By the way, why don't we ever see a figure that shows the effect of the NCAA Tournament on April and May employee productivity and morale levels? Maybe there's a positive after effect that has yet to be measured. And why don't we see similar productivity loss numbers around Oscar time (there's a week's worth of pre-game build-up and post-game analysis for many women), during the NBA playoff season (which seems to take up half the year) or at Christmas? The answer is that no one releases a reliable productivity loss statistic around these events for harried business journalists to write about, but one is calculated every year for the NCAA Tournament. It's an easy story.
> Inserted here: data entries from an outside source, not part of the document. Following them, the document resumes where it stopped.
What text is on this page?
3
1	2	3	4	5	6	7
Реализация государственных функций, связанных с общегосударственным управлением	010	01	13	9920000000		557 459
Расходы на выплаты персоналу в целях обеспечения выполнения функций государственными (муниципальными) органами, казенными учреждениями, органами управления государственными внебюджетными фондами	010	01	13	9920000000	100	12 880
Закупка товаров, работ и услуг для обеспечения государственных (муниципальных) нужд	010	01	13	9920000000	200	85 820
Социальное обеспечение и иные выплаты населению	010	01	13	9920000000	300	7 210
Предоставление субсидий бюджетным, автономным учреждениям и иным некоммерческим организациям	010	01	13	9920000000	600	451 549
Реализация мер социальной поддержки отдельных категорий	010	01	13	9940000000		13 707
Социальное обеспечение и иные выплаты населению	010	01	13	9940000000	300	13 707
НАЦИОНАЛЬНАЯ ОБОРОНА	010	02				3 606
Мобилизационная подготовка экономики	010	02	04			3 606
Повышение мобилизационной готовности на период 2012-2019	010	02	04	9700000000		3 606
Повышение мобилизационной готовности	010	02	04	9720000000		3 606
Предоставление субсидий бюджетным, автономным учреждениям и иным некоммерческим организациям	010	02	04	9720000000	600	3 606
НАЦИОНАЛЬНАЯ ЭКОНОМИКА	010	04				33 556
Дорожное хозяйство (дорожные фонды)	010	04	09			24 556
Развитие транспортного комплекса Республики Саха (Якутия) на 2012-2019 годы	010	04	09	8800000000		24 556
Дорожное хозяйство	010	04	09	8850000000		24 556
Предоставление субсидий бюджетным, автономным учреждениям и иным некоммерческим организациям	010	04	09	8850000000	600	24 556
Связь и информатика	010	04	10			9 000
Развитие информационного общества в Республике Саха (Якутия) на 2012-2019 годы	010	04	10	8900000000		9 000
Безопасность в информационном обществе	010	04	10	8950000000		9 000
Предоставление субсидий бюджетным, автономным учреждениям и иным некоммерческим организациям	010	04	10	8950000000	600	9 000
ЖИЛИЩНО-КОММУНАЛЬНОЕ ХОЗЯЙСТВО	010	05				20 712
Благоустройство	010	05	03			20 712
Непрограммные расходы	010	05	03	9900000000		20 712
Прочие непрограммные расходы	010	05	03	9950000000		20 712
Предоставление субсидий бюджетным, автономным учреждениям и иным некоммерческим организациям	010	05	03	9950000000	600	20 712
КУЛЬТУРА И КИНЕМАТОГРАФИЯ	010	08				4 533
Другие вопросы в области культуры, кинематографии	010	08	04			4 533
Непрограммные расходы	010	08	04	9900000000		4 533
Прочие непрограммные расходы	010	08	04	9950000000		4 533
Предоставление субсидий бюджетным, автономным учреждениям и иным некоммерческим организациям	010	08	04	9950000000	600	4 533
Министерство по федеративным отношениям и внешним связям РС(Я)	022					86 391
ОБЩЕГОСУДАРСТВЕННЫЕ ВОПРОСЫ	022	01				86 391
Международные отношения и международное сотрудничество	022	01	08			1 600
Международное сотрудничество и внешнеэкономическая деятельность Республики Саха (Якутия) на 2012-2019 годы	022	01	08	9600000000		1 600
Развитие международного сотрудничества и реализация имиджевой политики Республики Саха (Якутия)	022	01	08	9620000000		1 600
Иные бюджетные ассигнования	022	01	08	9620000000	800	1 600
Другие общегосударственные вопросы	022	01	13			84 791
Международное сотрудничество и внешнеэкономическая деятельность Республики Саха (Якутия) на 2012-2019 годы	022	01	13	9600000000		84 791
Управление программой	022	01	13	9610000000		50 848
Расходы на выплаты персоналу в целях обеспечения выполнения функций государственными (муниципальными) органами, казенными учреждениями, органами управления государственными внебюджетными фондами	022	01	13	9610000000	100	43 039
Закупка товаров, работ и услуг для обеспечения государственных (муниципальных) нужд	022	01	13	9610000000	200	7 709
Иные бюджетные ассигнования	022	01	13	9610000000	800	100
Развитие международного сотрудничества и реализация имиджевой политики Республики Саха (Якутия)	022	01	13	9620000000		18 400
When it comes down to it, the NCAA Tournament is a bit of harmless fun. With stress levels so high, letting employees run a bracket pool, jokingly trash their co-worker's favorite teams and root for the 16th seed underdog (beat Duke!) is a cheap, easy way to bring a little more happiness and excitement into the office. Managers should look at March Madness as a good thing, and as a way to learn a little more about the people who work for them.

Besides, it's the most wonderful time of the year, isn't it? And it only comes once a year, so let your guard down and have a little fun. Beat Duke!


  1. I agree with you Chris. Let people enjoy the madness. I like to have happy employees, and the tournament does allow you to learn a little bit about some of them.

  2. You sound fun to work for. Enjoy the tournament!